British Airways will bis zu 12.000 Angestellte entlassen

British Airways plant den Abbau von bis zu 12.000 Arbeitsplätzen als Reaktion auf die Coronavirus-Krise, was bedeutet, dass es Jahre dauern wird, bis sich die Passagierzahlen erholen, sagte der Eigentümer International Consolidated Airlines Group (L:ICAG) am Dienstag. Die IAG, zu der auch Iberia, Aer Lingus und Vueling gehören, meldete für das erste Quartal operative Verluste vor außerordentlichen Posten in Höhe von 535 Millionen Euro (580 Millionen US-Dollar), verglichen mit einem Gewinn von 135 Millionen vor einem Jahr. Der Umsatz sank um 13% auf 4,6 Milliarden Euro.
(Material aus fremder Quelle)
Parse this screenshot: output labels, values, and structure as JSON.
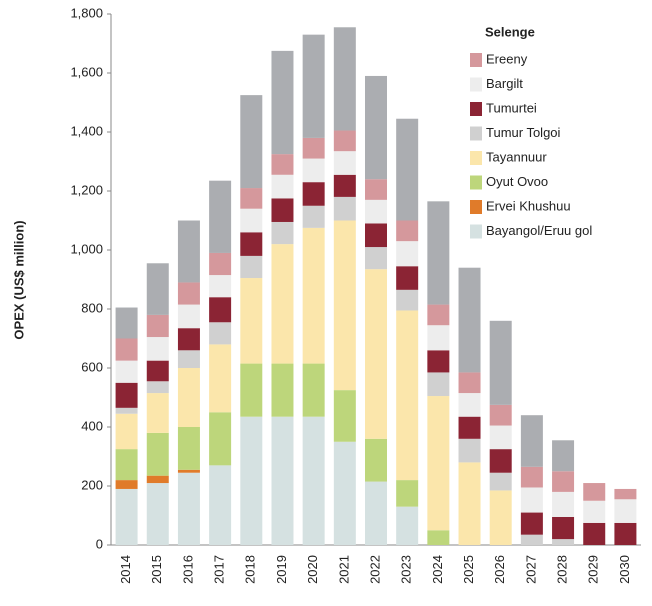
{
  "chart_data": {
    "type": "stacked_bar",
    "y_label": "OPEX (US$ million)",
    "categories": [
      "2014",
      "2015",
      "2016",
      "2017",
      "2018",
      "2019",
      "2020",
      "2021",
      "2022",
      "2023",
      "2024",
      "2025",
      "2026",
      "2027",
      "2028",
      "2029",
      "2030"
    ],
    "ylim": [
      0,
      1800
    ],
    "yticks": [
      0,
      200,
      400,
      600,
      800,
      {
        "value": 1000,
        "label": "1,000"
      },
      {
        "value": 1200,
        "label": "1,200"
      },
      {
        "value": 1400,
        "label": "1,400"
      },
      {
        "value": 1600,
        "label": "1,600"
      },
      {
        "value": 1800,
        "label": "1,800"
      }
    ],
    "legend_title": "Selenge",
    "series": [
      {
        "name": "Bayangol/Eruu gol",
        "color": "#d5e1e1",
        "values": [
          190,
          210,
          245,
          270,
          435,
          435,
          435,
          350,
          215,
          130,
          0,
          0,
          0,
          0,
          0,
          0,
          0
        ]
      },
      {
        "name": "Ervei Khushuu",
        "color": "#e07b2a",
        "values": [
          30,
          25,
          10,
          0,
          0,
          0,
          0,
          0,
          0,
          0,
          0,
          0,
          0,
          0,
          0,
          0,
          0
        ]
      },
      {
        "name": "Oyut Ovoo",
        "color": "#bdd67b",
        "values": [
          105,
          145,
          145,
          180,
          180,
          180,
          180,
          175,
          145,
          90,
          50,
          0,
          0,
          0,
          0,
          0,
          0
        ]
      },
      {
        "name": "Tayannuur",
        "color": "#fbe6ab",
        "values": [
          120,
          135,
          200,
          230,
          290,
          405,
          460,
          575,
          575,
          575,
          455,
          280,
          185,
          0,
          0,
          0,
          0
        ]
      },
      {
        "name": "Tumur Tolgoi",
        "color": "#d0d0d0",
        "values": [
          20,
          40,
          60,
          75,
          75,
          75,
          75,
          80,
          75,
          70,
          80,
          80,
          60,
          35,
          20,
          0,
          0
        ]
      },
      {
        "name": "Tumurtei",
        "color": "#8b2434",
        "values": [
          85,
          70,
          75,
          85,
          80,
          80,
          80,
          75,
          80,
          80,
          75,
          75,
          80,
          75,
          75,
          75,
          75
        ]
      },
      {
        "name": "Bargilt",
        "color": "#ededed",
        "values": [
          75,
          80,
          80,
          75,
          80,
          80,
          80,
          80,
          80,
          85,
          85,
          80,
          80,
          85,
          85,
          75,
          80
        ]
      },
      {
        "name": "Ereeny",
        "color": "#d5989c",
        "values": [
          75,
          75,
          75,
          75,
          70,
          70,
          70,
          70,
          70,
          70,
          70,
          70,
          70,
          70,
          70,
          60,
          35
        ]
      },
      {
        "name": "Selenge",
        "color": "#abadb1",
        "values": [
          105,
          175,
          210,
          245,
          315,
          350,
          350,
          350,
          350,
          345,
          350,
          355,
          285,
          175,
          105,
          0,
          0
        ]
      }
    ]
  }
}
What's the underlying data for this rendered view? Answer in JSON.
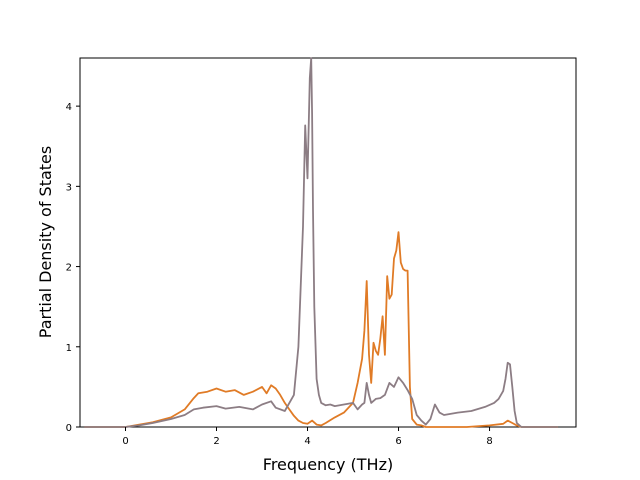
{
  "chart_data": {
    "type": "line",
    "title": "",
    "xlabel": "Frequency (THz)",
    "ylabel": "Partial Density of States",
    "xlim": [
      -1.0,
      9.9
    ],
    "ylim": [
      0,
      4.6
    ],
    "xticks": [
      0,
      2,
      4,
      6,
      8
    ],
    "yticks": [
      0,
      1,
      2,
      3,
      4
    ],
    "grid": false,
    "legend": "none",
    "series": [
      {
        "color": "#e07b26",
        "x": [
          -0.9,
          0.0,
          0.3,
          0.6,
          1.0,
          1.3,
          1.5,
          1.6,
          1.8,
          2.0,
          2.2,
          2.4,
          2.6,
          2.8,
          3.0,
          3.1,
          3.2,
          3.3,
          3.4,
          3.5,
          3.6,
          3.7,
          3.8,
          3.9,
          4.0,
          4.1,
          4.2,
          4.3,
          4.4,
          4.6,
          4.8,
          5.0,
          5.1,
          5.2,
          5.25,
          5.3,
          5.35,
          5.4,
          5.45,
          5.5,
          5.55,
          5.6,
          5.65,
          5.7,
          5.75,
          5.8,
          5.85,
          5.9,
          5.95,
          6.0,
          6.05,
          6.1,
          6.15,
          6.2,
          6.25,
          6.3,
          6.4,
          6.5,
          6.6,
          6.7,
          6.8,
          7.0,
          7.5,
          8.0,
          8.3,
          8.4,
          8.5,
          8.6,
          8.7,
          9.0,
          9.5
        ],
        "y": [
          0.0,
          0.0,
          0.03,
          0.06,
          0.12,
          0.22,
          0.36,
          0.42,
          0.44,
          0.48,
          0.44,
          0.46,
          0.4,
          0.44,
          0.5,
          0.42,
          0.52,
          0.48,
          0.4,
          0.3,
          0.22,
          0.14,
          0.08,
          0.05,
          0.04,
          0.08,
          0.03,
          0.02,
          0.05,
          0.12,
          0.18,
          0.3,
          0.55,
          0.85,
          1.2,
          1.82,
          0.9,
          0.55,
          1.05,
          0.95,
          0.9,
          1.1,
          1.38,
          0.9,
          1.88,
          1.6,
          1.65,
          2.1,
          2.2,
          2.43,
          2.05,
          1.97,
          1.95,
          1.95,
          0.5,
          0.1,
          0.03,
          0.02,
          0.0,
          0.0,
          0.0,
          0.0,
          0.0,
          0.02,
          0.04,
          0.08,
          0.05,
          0.02,
          0.0,
          0.0,
          0.0
        ]
      },
      {
        "color": "#8c7d84",
        "x": [
          -0.9,
          0.0,
          0.3,
          0.6,
          1.0,
          1.3,
          1.5,
          1.7,
          2.0,
          2.2,
          2.5,
          2.8,
          3.0,
          3.2,
          3.3,
          3.5,
          3.7,
          3.8,
          3.9,
          3.95,
          4.0,
          4.05,
          4.08,
          4.1,
          4.12,
          4.15,
          4.2,
          4.25,
          4.3,
          4.4,
          4.5,
          4.6,
          4.8,
          5.0,
          5.1,
          5.2,
          5.25,
          5.3,
          5.35,
          5.4,
          5.5,
          5.6,
          5.7,
          5.8,
          5.9,
          6.0,
          6.1,
          6.2,
          6.3,
          6.4,
          6.5,
          6.6,
          6.7,
          6.8,
          6.9,
          7.0,
          7.3,
          7.6,
          7.9,
          8.1,
          8.2,
          8.3,
          8.35,
          8.4,
          8.45,
          8.5,
          8.55,
          8.6,
          8.7,
          9.0,
          9.5
        ],
        "y": [
          0.0,
          0.0,
          0.02,
          0.05,
          0.1,
          0.15,
          0.22,
          0.24,
          0.26,
          0.23,
          0.25,
          0.22,
          0.28,
          0.32,
          0.24,
          0.2,
          0.4,
          1.0,
          2.5,
          3.76,
          3.1,
          4.35,
          4.6,
          3.9,
          2.7,
          1.5,
          0.6,
          0.4,
          0.3,
          0.27,
          0.28,
          0.26,
          0.28,
          0.3,
          0.22,
          0.28,
          0.3,
          0.55,
          0.4,
          0.3,
          0.35,
          0.36,
          0.4,
          0.55,
          0.5,
          0.62,
          0.55,
          0.46,
          0.35,
          0.15,
          0.08,
          0.03,
          0.1,
          0.28,
          0.18,
          0.15,
          0.18,
          0.2,
          0.25,
          0.3,
          0.35,
          0.45,
          0.6,
          0.8,
          0.78,
          0.5,
          0.2,
          0.05,
          0.0,
          0.0,
          0.0
        ]
      }
    ]
  }
}
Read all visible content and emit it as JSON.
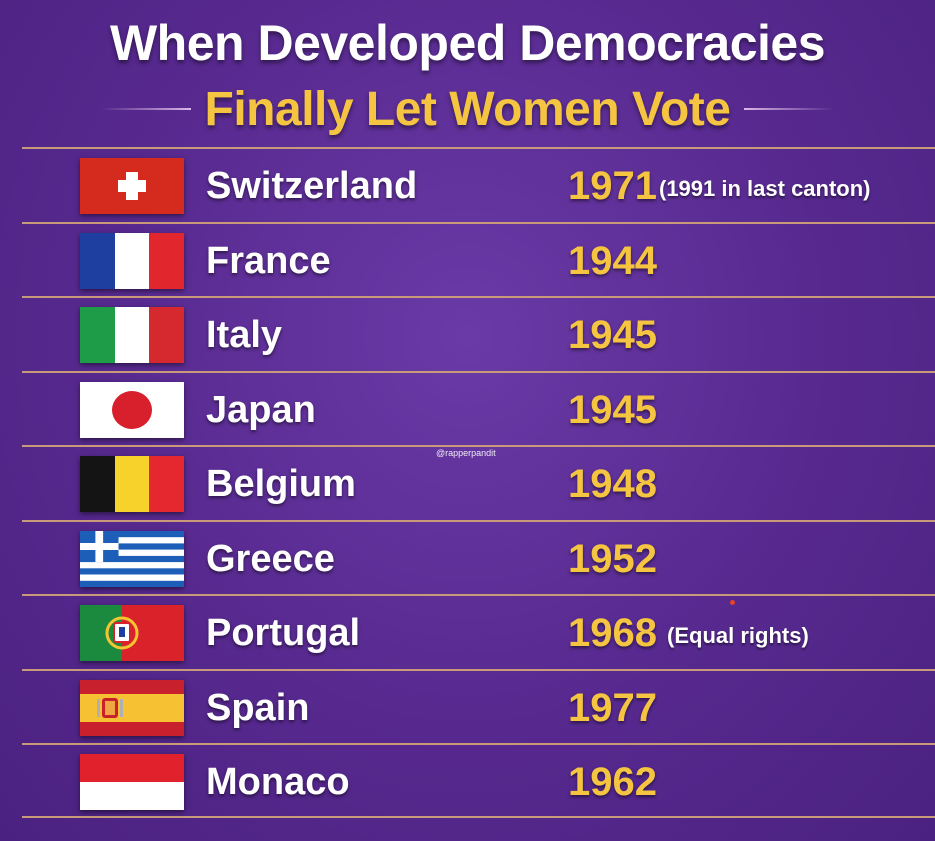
{
  "title": {
    "line1": "When Developed Democracies",
    "line2": "Finally Let Women Vote"
  },
  "watermark": "@rapperpandit",
  "rows": [
    {
      "country": "Switzerland",
      "year": "1971",
      "note": "(1991 in last canton)",
      "flag": "switzerland-flag-icon"
    },
    {
      "country": "France",
      "year": "1944",
      "note": "",
      "flag": "france-flag-icon"
    },
    {
      "country": "Italy",
      "year": "1945",
      "note": "",
      "flag": "italy-flag-icon"
    },
    {
      "country": "Japan",
      "year": "1945",
      "note": "",
      "flag": "japan-flag-icon"
    },
    {
      "country": "Belgium",
      "year": "1948",
      "note": "",
      "flag": "belgium-flag-icon"
    },
    {
      "country": "Greece",
      "year": "1952",
      "note": "",
      "flag": "greece-flag-icon"
    },
    {
      "country": "Portugal",
      "year": "1968",
      "note": "(Equal rights)",
      "flag": "portugal-flag-icon"
    },
    {
      "country": "Spain",
      "year": "1977",
      "note": "",
      "flag": "spain-flag-icon"
    },
    {
      "country": "Monaco",
      "year": "1962",
      "note": "",
      "flag": "monaco-flag-icon"
    }
  ],
  "colors": {
    "background": "#57298f",
    "title_primary": "#ffffff",
    "title_accent": "#f5c542",
    "year": "#f5c542",
    "divider": "#c99a7a"
  }
}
Die IAG warnte in einer Erklärung, in der auch Pläne für eine umfassende Umstrukturierung der BA dargelegt wurden, vor einer Verschlechterung der Ergebnisse. Der Gewinn vor Steuern sei durch eine außerordentliche Belastung von 1,3 Milliarden Euro aufgrund einer Übersicherung des Treibstoff- und Devisenbedarfs für den Rest des Jahres 2020 belastet worden, hieß es. In Anlehnung an Kommentare von Konkurrenten wie der Lufthansa (DE:LHAG) sagte die Fluggesellschaft, es werde mehrere Jahre dauern, bis die Passagiernachfrage wieder das Niveau von 2019 erreicht habe. Die Betriebsverluste im zweiten Quartal werden angesichts des Rückgangs der Passagierkapazität und des Verkehrsaufkommens trotz einiger Erleichterungen durch staatliche Arbeitsbeschaffungs- und Lohnstützungsprogramme deutlich schlimmer ausfallen als in den ersten drei Monaten des Jahres, hieß es. Es gab keine Gewinnprognose für 2020. Die BA habe 45.000 Beschäftigte, darunter 16.500 Kabinenbesatzungen und 3.900 Piloten, heißt es auf ihrer Website. "British Airways informiert seine Gewerkschaften formell über ein vorgeschlagenes Umstrukturierungs- und Entlassungsprogramm", fügte die Erklärung hinzu. "Die Vorschläge bleiben Gegenstand von Konsultationen, aber es ist wahrscheinlich, dass sie die meisten der Beschäftigten von British Airways betreffen und zur Entlassung von bis zu 12.000 von ihnen führen können". Die Maßnahmen erfolgen, nachdem der IAG-Chef Willie Walsh, ein Dealmaker, der sich einen Namen gemacht hat, indem er sich gegen die Gewerkschaften und für Kostensenkungen einsetzte, im vergangenen Monat seine Pläne für den Ruhestand aufschob, um die schlimmste Krise der Branche zu bewältigen. Die IAG hob die Schnelligkeit der Schäden hervor, als die Regierungen Sperren verhängten, um die Pandemie einzudämmen, und sagte, der gesamte Rückgang des Betriebsgewinns im ersten Quartal sei im März eingetreten.